Cedar Waxwing

July 3, 2012.  I came across a large flock of Cedar Waxwings this morning.   There must have been dozens of them all around me, they were hardly stopping still for a moment, flitting and feeding on insects or spiders found in the lower shrub layer of a mature hardwood forest.  Few birds are as elegant as the Cedar Waxwing: their velvety cinnamon-grey plumage, a precise black mask, an official-looking yellow tail band and for some of them scarlet waxen wing spots, all make this one of our nattiest dressers.

Cedar Waxwing. Probably a mature male, the red dots are like match-heads made of a waxy substance synthesized from carotenoids in their diet.

I was puzzled by a couple of things though.

It seemed unusual for waxwings to be feeding so happily on insects, I’d always viewed them as eaters of tree fruit like rose hips, cedar berries and crab apples. Roving flocks of waxwings wander around all fall and winter stripping trees bare of their berry and seed crops, then moving on in fast-moving but straggly flocks to the next opportunity.  A bit of easy research confirmed that insects do indeed form a staple part of their spring and summer diet, it makes sense because sooner or later last year’s fruit crop will run out.  Nothing wrong with an omnivorous diet and it probably helps that a carnivorous component is digested quickly; a short route to energy.

I remain a little baffled that I met up with a flock in this the start of the Cedar Waxwing’s high summer breeding season. I would have expected them to break up into breeding pairs.  Waxwings breed later than most other songbirds, it places them at the nutritional advantage of having an abundant supply of summer’s new seeds and berries available just when they’re feeding their brood.  This was a flock of mature males and females, so perhaps it’s a little early yet. I’ll tuck this little puzzler away and one day it will all make sense.

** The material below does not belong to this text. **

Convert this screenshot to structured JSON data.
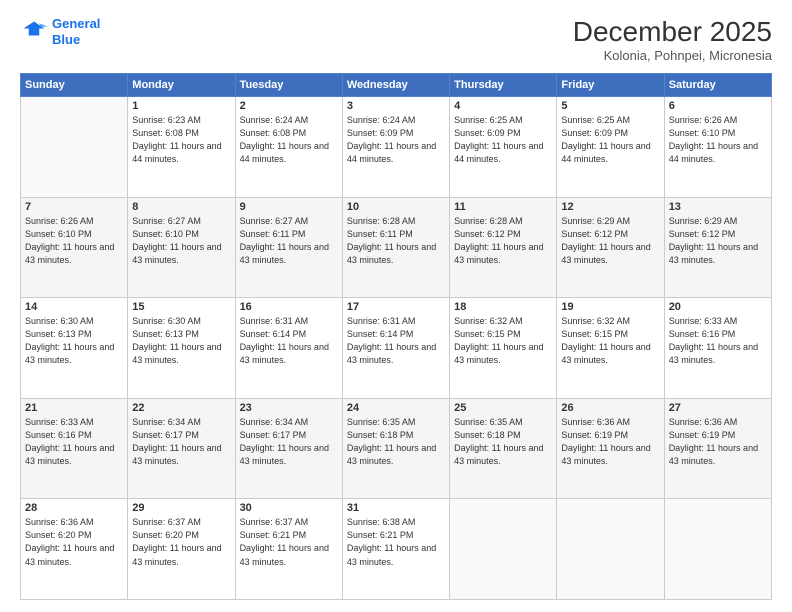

The purpose of today’s walk was to see if there were any early southbound shorebird migrants to be found on some nearby mudflats.  There weren’t.  The natural world gave the appearance of being at peace with itself, although in reality it probably wasn’t – and never is.  With young-of-the-year to be fed and defended, one mother’s young is another creature’s meal ticket; all the way up the food chain.  A Great Blue Heron stalked around for a while, then flew away heavily, perhaps bored. Three or four Killdeer skittered around and looked anxious; but then they always do, and a huddle of moulting Mallards pulled themselves back into the cattail margins.  Most of the male Mallards are now in ‘eclipse’ plumage, an intermediate stage when they become look-alikes to the all-brown females, before returning to full splendour in October.